Abel seharusnya bersama teman-teman sekelasnya membantu mengurus kafe kelas beberapa saat yang lalu, tetapi ia menghilang tanpa disadari. Akhirnya, Abel tidak pernah menunjukkan siapa yang akan ia jadikan pasangan dansa, meninggalkan Eliza dalam ketidakpastian. Namun, itulah juga alasan Eliza mempersiapkan diri untuk hari pesta dansa—untuk menerima jawabannya.
Mungkin dia ada di atas sana? pikir Eliza, sambil mendongak ke lantai dua yang lebih sepi.
Lantai pertama adalah tempat dansa berlangsung, dan di sanalah sebagian besar orang bersenang-senang.

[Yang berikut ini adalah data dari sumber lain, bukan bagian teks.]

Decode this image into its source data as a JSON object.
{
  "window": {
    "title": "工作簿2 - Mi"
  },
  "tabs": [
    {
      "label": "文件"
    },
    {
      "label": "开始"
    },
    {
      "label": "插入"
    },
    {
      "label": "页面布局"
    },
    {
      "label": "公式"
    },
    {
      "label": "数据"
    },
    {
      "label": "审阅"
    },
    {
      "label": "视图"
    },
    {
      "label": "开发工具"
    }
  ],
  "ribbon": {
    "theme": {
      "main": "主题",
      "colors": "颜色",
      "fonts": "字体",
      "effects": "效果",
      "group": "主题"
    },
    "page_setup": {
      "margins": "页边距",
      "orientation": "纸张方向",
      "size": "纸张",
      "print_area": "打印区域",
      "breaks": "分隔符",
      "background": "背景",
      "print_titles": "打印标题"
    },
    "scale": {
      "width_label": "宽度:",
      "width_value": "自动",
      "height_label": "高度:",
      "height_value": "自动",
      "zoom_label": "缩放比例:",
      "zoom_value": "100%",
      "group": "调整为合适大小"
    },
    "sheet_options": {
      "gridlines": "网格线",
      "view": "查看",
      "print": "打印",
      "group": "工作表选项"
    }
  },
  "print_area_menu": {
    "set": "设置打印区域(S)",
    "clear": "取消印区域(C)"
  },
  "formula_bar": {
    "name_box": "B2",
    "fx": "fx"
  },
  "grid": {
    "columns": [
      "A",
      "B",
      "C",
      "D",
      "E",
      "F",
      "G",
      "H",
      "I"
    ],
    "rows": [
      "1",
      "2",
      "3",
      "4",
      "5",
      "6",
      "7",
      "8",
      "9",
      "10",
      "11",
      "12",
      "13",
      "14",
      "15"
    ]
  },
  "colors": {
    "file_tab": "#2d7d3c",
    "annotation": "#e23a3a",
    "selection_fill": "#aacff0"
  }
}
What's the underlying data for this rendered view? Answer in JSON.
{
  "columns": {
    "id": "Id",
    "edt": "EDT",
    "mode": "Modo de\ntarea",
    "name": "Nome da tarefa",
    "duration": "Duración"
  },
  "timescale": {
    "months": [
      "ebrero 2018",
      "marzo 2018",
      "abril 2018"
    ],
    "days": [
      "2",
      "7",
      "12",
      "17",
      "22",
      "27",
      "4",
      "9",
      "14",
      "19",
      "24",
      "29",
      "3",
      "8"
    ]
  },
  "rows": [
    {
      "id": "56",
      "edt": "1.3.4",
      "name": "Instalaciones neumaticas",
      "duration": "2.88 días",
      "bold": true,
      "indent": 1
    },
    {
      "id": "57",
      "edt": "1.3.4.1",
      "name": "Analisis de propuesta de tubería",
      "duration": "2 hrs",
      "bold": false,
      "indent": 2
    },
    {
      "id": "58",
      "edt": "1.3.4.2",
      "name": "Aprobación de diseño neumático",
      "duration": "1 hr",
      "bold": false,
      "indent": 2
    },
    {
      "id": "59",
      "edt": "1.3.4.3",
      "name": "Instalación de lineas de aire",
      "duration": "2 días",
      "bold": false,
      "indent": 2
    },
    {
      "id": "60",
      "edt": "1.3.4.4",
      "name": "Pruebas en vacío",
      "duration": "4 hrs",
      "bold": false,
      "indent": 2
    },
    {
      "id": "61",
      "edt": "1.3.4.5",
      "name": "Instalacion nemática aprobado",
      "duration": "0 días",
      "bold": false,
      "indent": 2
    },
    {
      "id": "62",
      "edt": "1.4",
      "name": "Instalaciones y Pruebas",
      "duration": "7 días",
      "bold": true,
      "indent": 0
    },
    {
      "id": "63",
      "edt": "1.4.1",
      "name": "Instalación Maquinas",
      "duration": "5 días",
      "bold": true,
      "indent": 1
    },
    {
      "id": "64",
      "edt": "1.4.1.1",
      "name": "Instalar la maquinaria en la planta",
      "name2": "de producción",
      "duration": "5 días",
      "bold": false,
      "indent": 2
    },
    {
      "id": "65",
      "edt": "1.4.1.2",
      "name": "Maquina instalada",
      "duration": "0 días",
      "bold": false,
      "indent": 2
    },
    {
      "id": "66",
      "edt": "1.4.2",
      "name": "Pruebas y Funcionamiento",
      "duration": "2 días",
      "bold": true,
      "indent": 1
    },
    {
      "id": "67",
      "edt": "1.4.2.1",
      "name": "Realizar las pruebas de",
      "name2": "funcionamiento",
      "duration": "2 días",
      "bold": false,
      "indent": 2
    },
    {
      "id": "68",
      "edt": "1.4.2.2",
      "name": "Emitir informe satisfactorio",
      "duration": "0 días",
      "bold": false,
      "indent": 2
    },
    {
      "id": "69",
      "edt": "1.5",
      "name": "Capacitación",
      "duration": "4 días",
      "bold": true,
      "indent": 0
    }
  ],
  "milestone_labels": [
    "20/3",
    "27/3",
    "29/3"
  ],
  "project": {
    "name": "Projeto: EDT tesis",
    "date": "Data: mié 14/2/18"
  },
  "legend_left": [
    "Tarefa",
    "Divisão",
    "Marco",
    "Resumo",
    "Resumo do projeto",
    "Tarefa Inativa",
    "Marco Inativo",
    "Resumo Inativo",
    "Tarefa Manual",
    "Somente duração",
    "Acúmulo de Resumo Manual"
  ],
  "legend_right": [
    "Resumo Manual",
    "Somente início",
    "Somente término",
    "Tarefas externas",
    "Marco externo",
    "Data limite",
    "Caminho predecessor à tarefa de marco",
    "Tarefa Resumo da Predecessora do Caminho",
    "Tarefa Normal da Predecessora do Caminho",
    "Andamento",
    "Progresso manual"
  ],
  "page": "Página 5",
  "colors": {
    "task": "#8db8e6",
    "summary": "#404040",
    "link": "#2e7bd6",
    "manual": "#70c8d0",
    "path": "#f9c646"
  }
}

Lantai kedua lebih tenang, dan cocok bagi mereka yang lebih suka mengobrol. Mengingat kepribadian Abel, kemungkinan besar dia akan ada di sana.
Namun, tepat saat ia mulai menaiki tangga, Eliza menyadari sesuatu yang aneh. Tak jauh di depannya, ada seorang gadis lain, yang tampak familier, tetapi ada yang aneh dengan kakinya; kakinya tampak lemas, dan seolah-olah ia akan jatuh kapan saja.
“Hah?”
Tebakan Eliza benar; gadis itu kehilangan keseimbangan dan mulai terjatuh dari tangga.
“Awas!” Saat merasakan bahaya, Eliza segera mengaktifkan Body Fortification Magecraft di kakinya agar dia bisa bergerak cepat untuk menangkap gadis yang jatuh tepat pada waktunya.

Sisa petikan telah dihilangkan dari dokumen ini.